Bei einem Arbeitsunfall in einer Nornickel-Verarbeitungsanlage in Norilsk kamen im Februar dieses Jahres ebenfalls drei Menschen ums Leben und drei weitere wurden verletzt.
„Die Natur ist vergiftet, ein Teil der samischen Seele ist vergiftet“, sagte Danilov, der eine Mondlandschaft mit Wasser und kontaminiertem Land im Umkreis von 30 Kilometern um die Stadt Monchegorsk beschreibt, in der sich ein Raffineriezentrum von Nornickel befindet. „Wir sind bereits am Rande der Erde. Wir gehen nirgendwo anders hin. Wir wollen unser Volk retten und weitergeben, was unsere Vorfahren weitergegeben haben.“
Leere Gesten?
Nornickel hat auf mehrere Anfragen von swissinfo.ch nicht geantwortet. In einem Brief vom 21. März an das Business and Human Rights Resource Center räumte das Unternehmen ein, dass es „Altlasten“ gebe und übernahm „die volle Verantwortung“ für den Dieselauslauf. Es behauptet, über 90% des ausgelaufenen Kraftstoffs aufgefangen zu haben.

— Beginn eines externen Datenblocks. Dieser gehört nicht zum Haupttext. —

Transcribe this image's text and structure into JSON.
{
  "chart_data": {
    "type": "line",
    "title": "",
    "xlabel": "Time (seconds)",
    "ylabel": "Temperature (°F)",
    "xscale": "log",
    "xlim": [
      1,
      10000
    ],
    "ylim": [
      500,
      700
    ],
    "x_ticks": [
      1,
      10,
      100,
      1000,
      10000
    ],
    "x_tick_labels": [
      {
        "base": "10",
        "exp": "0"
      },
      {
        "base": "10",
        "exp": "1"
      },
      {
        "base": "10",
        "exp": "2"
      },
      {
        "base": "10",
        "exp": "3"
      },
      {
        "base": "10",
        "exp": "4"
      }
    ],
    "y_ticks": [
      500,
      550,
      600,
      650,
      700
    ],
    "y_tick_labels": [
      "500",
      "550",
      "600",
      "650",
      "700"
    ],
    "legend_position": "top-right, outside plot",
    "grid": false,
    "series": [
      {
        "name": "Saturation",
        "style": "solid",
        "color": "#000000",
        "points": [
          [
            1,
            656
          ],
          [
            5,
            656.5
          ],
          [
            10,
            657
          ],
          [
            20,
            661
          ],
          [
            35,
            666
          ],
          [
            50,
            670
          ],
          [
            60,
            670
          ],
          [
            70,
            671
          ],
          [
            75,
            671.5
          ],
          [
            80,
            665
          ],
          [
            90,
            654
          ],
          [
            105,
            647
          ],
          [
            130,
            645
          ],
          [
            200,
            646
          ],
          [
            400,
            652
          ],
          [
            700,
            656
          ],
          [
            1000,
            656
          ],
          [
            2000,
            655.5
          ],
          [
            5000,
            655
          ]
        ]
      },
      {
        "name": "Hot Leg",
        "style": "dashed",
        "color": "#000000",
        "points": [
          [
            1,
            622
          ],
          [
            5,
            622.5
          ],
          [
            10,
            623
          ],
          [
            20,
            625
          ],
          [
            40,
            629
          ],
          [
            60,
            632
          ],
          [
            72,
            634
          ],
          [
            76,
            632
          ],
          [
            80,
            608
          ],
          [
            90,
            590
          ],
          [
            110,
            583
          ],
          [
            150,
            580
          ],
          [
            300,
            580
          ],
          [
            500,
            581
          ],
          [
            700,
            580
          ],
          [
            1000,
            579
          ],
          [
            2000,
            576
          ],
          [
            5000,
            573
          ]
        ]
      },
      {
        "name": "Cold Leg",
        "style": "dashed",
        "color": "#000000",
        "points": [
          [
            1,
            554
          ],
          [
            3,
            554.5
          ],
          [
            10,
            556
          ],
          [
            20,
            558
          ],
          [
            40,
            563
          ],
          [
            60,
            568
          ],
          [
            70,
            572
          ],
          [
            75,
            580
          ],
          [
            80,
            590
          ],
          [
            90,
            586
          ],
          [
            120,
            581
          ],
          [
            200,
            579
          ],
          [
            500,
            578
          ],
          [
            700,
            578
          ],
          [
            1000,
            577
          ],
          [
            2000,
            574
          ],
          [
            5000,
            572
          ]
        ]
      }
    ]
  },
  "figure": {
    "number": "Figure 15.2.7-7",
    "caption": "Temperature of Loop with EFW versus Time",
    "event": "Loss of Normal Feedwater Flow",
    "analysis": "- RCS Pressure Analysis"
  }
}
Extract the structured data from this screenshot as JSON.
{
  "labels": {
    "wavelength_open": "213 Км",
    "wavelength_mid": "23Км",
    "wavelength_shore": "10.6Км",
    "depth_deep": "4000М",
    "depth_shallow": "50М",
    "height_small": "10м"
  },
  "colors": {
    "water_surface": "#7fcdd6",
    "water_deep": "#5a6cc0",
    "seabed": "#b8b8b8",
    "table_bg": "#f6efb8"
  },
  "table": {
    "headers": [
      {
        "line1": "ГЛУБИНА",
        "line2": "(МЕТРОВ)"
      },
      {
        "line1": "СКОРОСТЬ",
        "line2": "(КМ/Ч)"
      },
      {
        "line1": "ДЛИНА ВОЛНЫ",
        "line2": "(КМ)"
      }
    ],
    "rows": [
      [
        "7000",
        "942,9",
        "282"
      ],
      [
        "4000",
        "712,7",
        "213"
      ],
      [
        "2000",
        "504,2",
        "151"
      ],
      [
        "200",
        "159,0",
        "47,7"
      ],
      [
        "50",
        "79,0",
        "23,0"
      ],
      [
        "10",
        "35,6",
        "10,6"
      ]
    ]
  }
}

„Änderungen brauchen Zeit, aber wir sind fest entschlossen, sie durchzuziehen und sicherzustellen, dass sich sowohl unsere Mitarbeiter als auch die lokalen Gemeinschaften sicher und umfassend unterstützt fühlen“, heißt es in dem Schreiben des Unternehmens. Nornickel hat der russischen Regierung zudem eine Rekordstrafe von rund 1,62 Milliarden Euro (146,2 Milliarden Rubel) an Schadensersatz bezahlt.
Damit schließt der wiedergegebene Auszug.